The park will be 127.75 acres (51.7 hectares) in size. It will be located to the south of Hoo St Werburgh and the east of Chattenden. The northern boundary of the park will link up with the upper route of the 163-mile-long Saxon Shore Way public footpath.

The land is currently private, but it will provide open space for the public.

A community orchard will be created as well as low-level visitor facilities, such as toilets, bike racks and parking and offer space for informal picnics, natural play and historic and wildlife interpretation. It will also significantly enhance the area’s biodiversity by creating new wildflower meadows, hedges and wooded areas where wildlife can flourish.

Medway Council said that having worked closely with environmental bodies, it has been decided that public access will be restricted to 26 acres (10.5 hectares) of the Site of Special Scientific Interest (SSSI) to help it regrow, age safely and support the widest possible range of species.

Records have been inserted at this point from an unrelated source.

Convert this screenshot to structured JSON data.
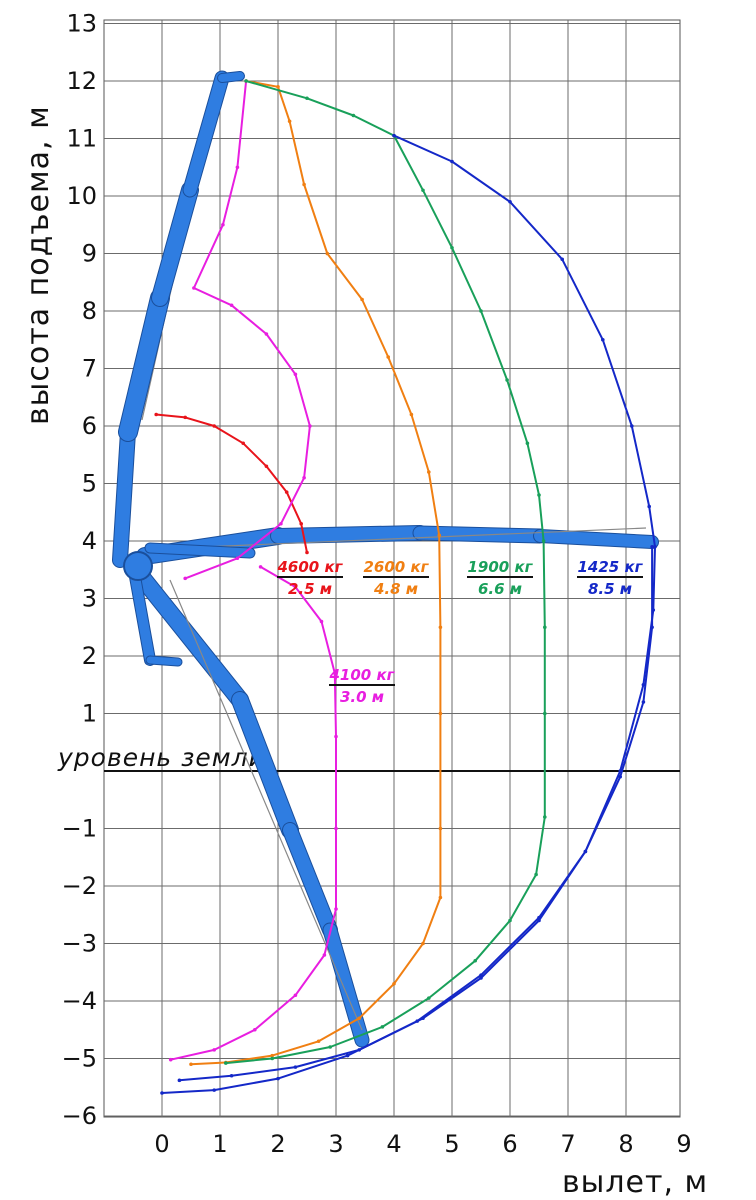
{
  "chart_data": {
    "type": "line",
    "xlabel": "вылет,  м",
    "ylabel": "высота подъема,  м",
    "xlim": [
      -1,
      9
    ],
    "ylim": [
      -6,
      13
    ],
    "xticks": [
      "0",
      "1",
      "2",
      "3",
      "4",
      "5",
      "6",
      "7",
      "8",
      "9"
    ],
    "yticks": [
      "13",
      "12",
      "11",
      "10",
      "9",
      "8",
      "7",
      "6",
      "5",
      "4",
      "3",
      "2",
      "1",
      "−1",
      "−2",
      "−3",
      "−4",
      "−5",
      "−6"
    ],
    "grid": true,
    "ground_level": {
      "y": 0,
      "label": "уровень земли"
    },
    "series": [
      {
        "load": "4600 кг",
        "reach": "2.5 м",
        "color": "#e8141b",
        "points": [
          [
            -0.1,
            6.2
          ],
          [
            0.4,
            6.15
          ],
          [
            0.9,
            6.0
          ],
          [
            1.4,
            5.7
          ],
          [
            1.8,
            5.3
          ],
          [
            2.15,
            4.85
          ],
          [
            2.4,
            4.3
          ],
          [
            2.5,
            3.8
          ]
        ]
      },
      {
        "load": "4100 кг",
        "reach": "3.0 м",
        "color": "#e81ee0",
        "points": [
          [
            1.45,
            12.0
          ],
          [
            1.3,
            10.5
          ],
          [
            1.05,
            9.5
          ],
          [
            0.55,
            8.4
          ],
          [
            1.2,
            8.1
          ],
          [
            1.8,
            7.6
          ],
          [
            2.3,
            6.9
          ],
          [
            2.55,
            6.0
          ],
          [
            2.45,
            5.1
          ],
          [
            2.05,
            4.3
          ],
          [
            1.3,
            3.7
          ],
          [
            0.4,
            3.35
          ],
          null,
          [
            1.7,
            3.55
          ],
          [
            2.3,
            3.2
          ],
          [
            2.75,
            2.6
          ],
          [
            2.98,
            1.7
          ],
          [
            3.0,
            0.6
          ],
          [
            3.0,
            -1.0
          ],
          [
            3.0,
            -2.4
          ],
          [
            2.8,
            -3.2
          ],
          [
            2.3,
            -3.9
          ],
          [
            1.6,
            -4.5
          ],
          [
            0.9,
            -4.85
          ],
          [
            0.15,
            -5.02
          ]
        ]
      },
      {
        "load": "2600 кг",
        "reach": "4.8 м",
        "color": "#f07f12",
        "points": [
          [
            1.45,
            12.0
          ],
          [
            2.0,
            11.9
          ],
          [
            2.2,
            11.3
          ],
          [
            2.45,
            10.2
          ],
          [
            2.85,
            9.0
          ],
          [
            3.45,
            8.2
          ],
          [
            3.9,
            7.2
          ],
          [
            4.3,
            6.2
          ],
          [
            4.6,
            5.2
          ],
          [
            4.78,
            4.1
          ],
          [
            4.8,
            2.5
          ],
          [
            4.8,
            1.0
          ],
          [
            4.8,
            -1.0
          ],
          [
            4.8,
            -2.2
          ],
          [
            4.5,
            -3.0
          ],
          [
            4.0,
            -3.7
          ],
          [
            3.4,
            -4.3
          ],
          [
            2.7,
            -4.7
          ],
          [
            1.9,
            -4.95
          ],
          [
            1.1,
            -5.07
          ],
          [
            0.5,
            -5.1
          ]
        ]
      },
      {
        "load": "1900 кг",
        "reach": "6.6 м",
        "color": "#19a05a",
        "points": [
          [
            1.45,
            12.0
          ],
          [
            2.5,
            11.7
          ],
          [
            3.3,
            11.4
          ],
          [
            4.0,
            11.05
          ],
          [
            4.5,
            10.1
          ],
          [
            5.0,
            9.1
          ],
          [
            5.5,
            8.0
          ],
          [
            5.95,
            6.8
          ],
          [
            6.3,
            5.7
          ],
          [
            6.5,
            4.8
          ],
          [
            6.58,
            4.0
          ],
          [
            6.6,
            2.5
          ],
          [
            6.6,
            1.0
          ],
          [
            6.6,
            -0.8
          ],
          [
            6.45,
            -1.8
          ],
          [
            6.0,
            -2.6
          ],
          [
            5.4,
            -3.3
          ],
          [
            4.6,
            -3.95
          ],
          [
            3.8,
            -4.45
          ],
          [
            2.9,
            -4.8
          ],
          [
            1.9,
            -5.0
          ],
          [
            1.1,
            -5.08
          ]
        ]
      },
      {
        "load": "1425 кг",
        "reach": "8.5 м",
        "color": "#1428c8",
        "points": [
          [
            4.0,
            11.05
          ],
          [
            5.0,
            10.6
          ],
          [
            6.0,
            9.9
          ],
          [
            6.9,
            8.9
          ],
          [
            7.6,
            7.5
          ],
          [
            8.1,
            6.0
          ],
          [
            8.4,
            4.6
          ],
          [
            8.5,
            3.9
          ],
          [
            8.47,
            2.8
          ],
          [
            8.3,
            1.5
          ],
          [
            7.9,
            0.0
          ],
          [
            7.3,
            -1.4
          ],
          [
            6.5,
            -2.6
          ],
          [
            5.5,
            -3.6
          ],
          [
            4.5,
            -4.3
          ],
          [
            3.4,
            -4.85
          ],
          [
            2.3,
            -5.15
          ],
          [
            1.2,
            -5.3
          ],
          [
            0.3,
            -5.38
          ]
        ]
      },
      {
        "load": "1425 кг",
        "reach": "8.5 м",
        "color": "#1428c8",
        "points": [
          [
            8.45,
            3.9
          ],
          [
            8.45,
            2.5
          ],
          [
            8.3,
            1.2
          ],
          [
            7.9,
            -0.1
          ],
          [
            7.3,
            -1.4
          ],
          [
            6.5,
            -2.55
          ],
          [
            5.5,
            -3.55
          ],
          [
            4.4,
            -4.35
          ],
          [
            3.2,
            -4.95
          ],
          [
            2.0,
            -5.35
          ],
          [
            0.9,
            -5.55
          ],
          [
            0.0,
            -5.6
          ]
        ]
      }
    ],
    "labels": [
      {
        "load": "4600 кг",
        "reach": "2.5 м",
        "color": "#e8141b"
      },
      {
        "load": "2600 кг",
        "reach": "4.8 м",
        "color": "#f07f12"
      },
      {
        "load": "1900 кг",
        "reach": "6.6 м",
        "color": "#19a05a"
      },
      {
        "load": "1425 кг",
        "reach": "8.5 м",
        "color": "#1428c8"
      },
      {
        "load": "4100 кг",
        "reach": "3.0 м",
        "color": "#e81ee0"
      }
    ]
  }
}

Alan Jarrett, leader of Medway Council, said: “Before putting in place our plans for potential new road, rail infrastructure and homes in the area, which are essential to ensuring we can create sustainable communities, we wanted to bring forward plans for Cockham Community Parkland, which will be part of a much broader package of environmental and public amenity benefits.”

Work is expected to start in autumn 2022.

 

Southwark appoints consultancies on design code work

Southwark Council has appointed Farrells, Gbolade Design Studio and Exterior Architecture as the team of multidisciplinary consultants that will prepare a design code for the area around Hatcham and Ilderton Road on Old Kent Road, Southwark.

The project forms part of the government’s National Model Design Code (NMDC) pilot. It will also contribute further design guidance for the Old Kent Road Area Action Plan.

By engaging with the community, the team, alongside Momentum Transport Consultancy and Savills, which will provide specialist advice, will produce a guide for the future development of a number of mixed-use, residential and industrial schemes that will be locally led and fit in with local character.

It will also explore how the NMDC can be applied within an urban context.

 

A55 resilience scheme progressing ‘well’

Minister for North Wales Lesley Griffiths has said the £30 million scheme on the A55 to improve safety, further protect against flooding and provide a new active travel route is progressing well.

The Aber to Tai’r Meibion scheme is intended to improve safety and resilience along a 2.2km stretch of the carriageway by removing direct accesses off the carriageway.

It will also see the removal of eight gaps in the central reservation which currently allow slow-moving agricultural vehicles to cross the A55. Four kilometres of active travel routes are also part of the scheme to help encourage more walking and cycling in the area. 

The scheme is expected to be completed by summer 2022.

 

Law firm issues warning about material shortages

Law firm Womble Bond Dickinson has warned that the shortage of key construction materials is proving so damaging that “it could change the way contracts are negotiated in the UK”.

Jessica Tresham, construction partner, said a return to the “dark days of the ’80s” could be on the cards if materials shortages aren’t resolved soon.

“Contractors and developers alike are being left in completely untenable positions because the cost of developments is varying so greatly. Steel alone is subject to price fluctuations of up to 30 per cent – and the cost of steel is a major proportion of many modern projects,” she added.

“Delivering a project for the agreed cost is becoming difficult – and in some cases, where materials can’t be sourced, completely impossible. We’ve come a long way since the 1980s, when it felt as if everyone was sparring all the time, but this feels like the closest we’ve ever come to returning to that kind of environment.”

Tresham said the situation is “bittersweet” because the government is working to rebuild the economy.

“There is real, pent-up ambition to invest in major developments, in housing, in eye-catching capital projects, but that determination is being undermined by the supply crisis.”

She suggested that a US-style model in which contracts are agreed with built-in cost flexibility could be a viable option.